🤖 AI Summary
This work addresses the challenge of repeated leakage of sensitive information in privacy-sensitive streaming runtime monitoring, where temporal operations inherently amplify privacy risks. It presents the first approach to automatically integrate differential privacy into stream monitoring specifications by analyzing temporal dependencies and strategically injecting noise at critical points. To minimize aggregation error, the method incorporates a tree-based mechanism that jointly optimizes privacy guarantees and monitoring utility. The effectiveness of this approach is demonstrated in a public transportation usage monitoring case study, where it significantly preserves output accuracy while rigorously adhering to differential privacy constraints.
📝 Abstract
Modern stream-based monitors collect detailed statistics of the runtime behavior of the system under observation. If the system runs in a privacy-sensitive context, this poses the risk of disclosing sensitive information. Differential privacy is the state-of-the-art approach for protecting sensitive information, however, integrating it into runtime monitoring is challenging: temporal operators can cause individual input values to influence multiple outputs over time, leading to repeated disclosure of private information.
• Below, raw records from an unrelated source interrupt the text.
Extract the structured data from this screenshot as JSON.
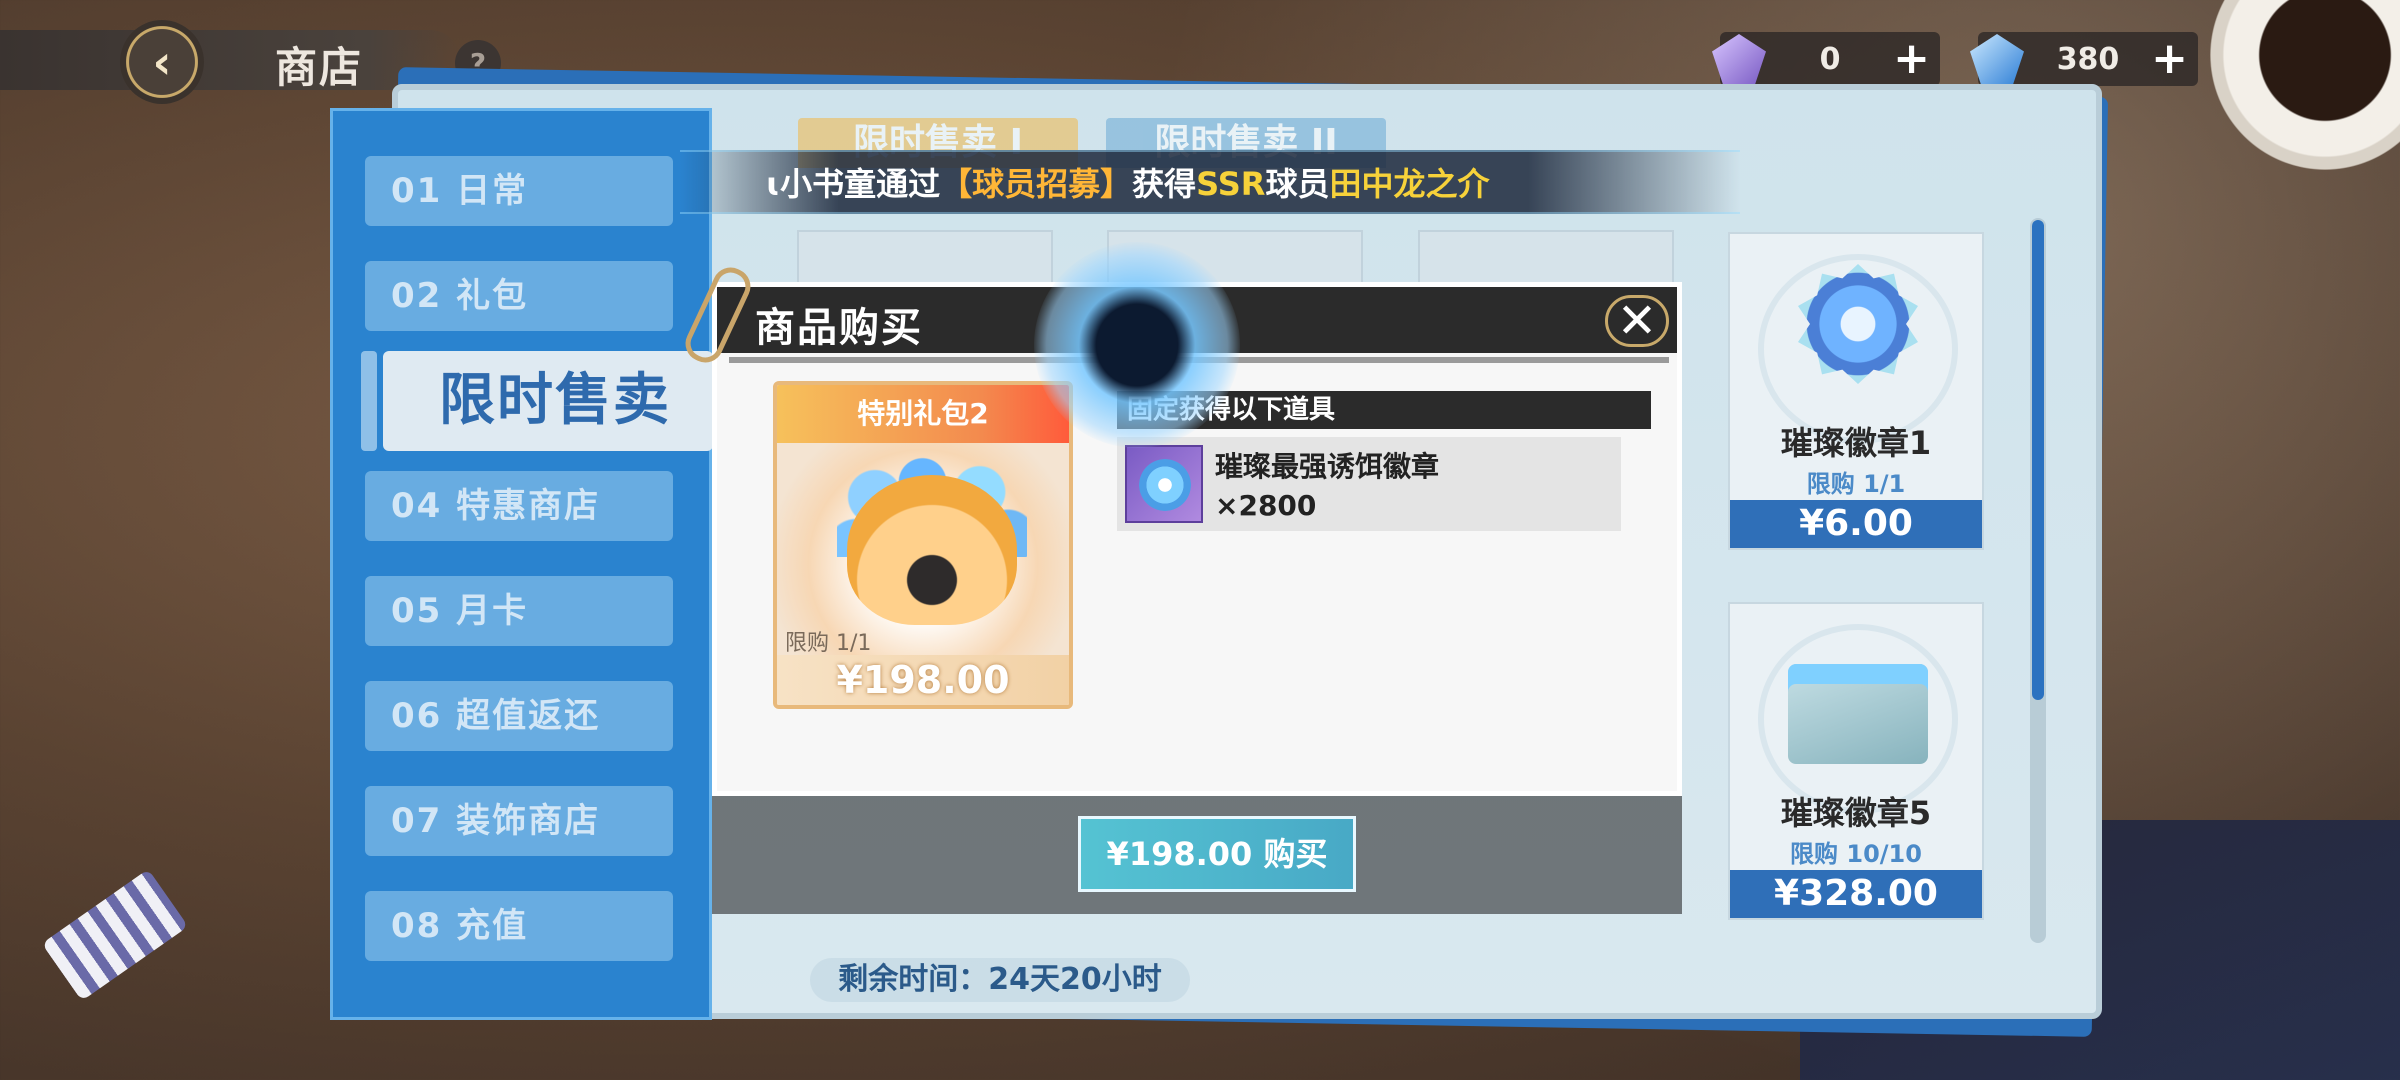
{
  "header": {
    "title": "商店"
  },
  "currencies": [
    {
      "icon": "purple-gem-icon",
      "value": "0",
      "color": "#9a79d6"
    },
    {
      "icon": "blue-gem-icon",
      "value": "380",
      "color": "#4ea8ff"
    }
  ],
  "sidebar": {
    "items": [
      {
        "label": "01  日常"
      },
      {
        "label": "02  礼包"
      },
      {
        "label": "限时售卖",
        "active": true
      },
      {
        "label": "04  特惠商店"
      },
      {
        "label": "05  月卡"
      },
      {
        "label": "06  超值返还"
      },
      {
        "label": "07  装饰商店"
      },
      {
        "label": "08  充值"
      }
    ]
  },
  "tabs": [
    {
      "label": "限时售卖 I"
    },
    {
      "label": "限时售卖 II"
    }
  ],
  "marquee": {
    "prefix": "ɩ小书童通过",
    "highlight1": "【球员招募】",
    "middle": "获得",
    "rarity": "SSR",
    "middle2": "球员",
    "player": "田中龙之介"
  },
  "cards": [
    {
      "name": "璀璨徽章1",
      "limit": "限购 1/1",
      "price": "¥6.00"
    },
    {
      "name": "璀璨徽章5",
      "limit": "限购 10/10",
      "price": "¥328.00"
    }
  ],
  "remaining": "剩余时间：24天20小时",
  "dialog": {
    "title": "商品购买",
    "gift": {
      "title": "特别礼包2",
      "limit": "限购 1/1",
      "price": "¥198.00"
    },
    "fixed_header": "固定获得以下道具",
    "item": {
      "name": "璀璨最强诱饵徽章",
      "qty": "×2800"
    },
    "buy_label": "¥198.00 购买"
  }
}
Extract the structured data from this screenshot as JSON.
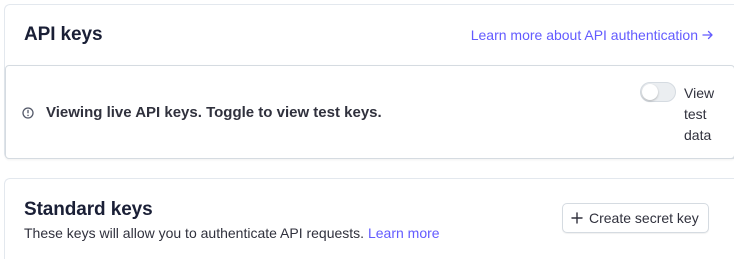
{
  "api_keys": {
    "title": "API keys",
    "learn_more_link": "Learn more about API authentication",
    "link_icon": "arrow-right-icon",
    "banner": {
      "icon": "info-icon",
      "message": "Viewing live API keys. Toggle to view test keys.",
      "toggle_label": "View test data",
      "toggle_on": false
    }
  },
  "standard_keys": {
    "title": "Standard keys",
    "description": "These keys will allow you to authenticate API requests.",
    "learn_more": "Learn more",
    "create_button": "Create secret key",
    "create_icon": "plus-icon"
  },
  "colors": {
    "accent": "#635bff",
    "text": "#1a1f36",
    "border": "#e3e8ee"
  }
}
We propose an approach that automatically enforces differential privacy in stream-based monitoring specifications by analyzing temporal dependencies and injecting carefully calibrated noise into the specification. To preserve the utility of the outputs, we identify strategically chosen positions in the specification for noise injection and leverage tree-based mechanisms to mitigate the accuracy loss caused by noise injected into aggregation operators. We demonstrate the practicality and effectiveness of our approach in a case study on monitoring public transportation usage.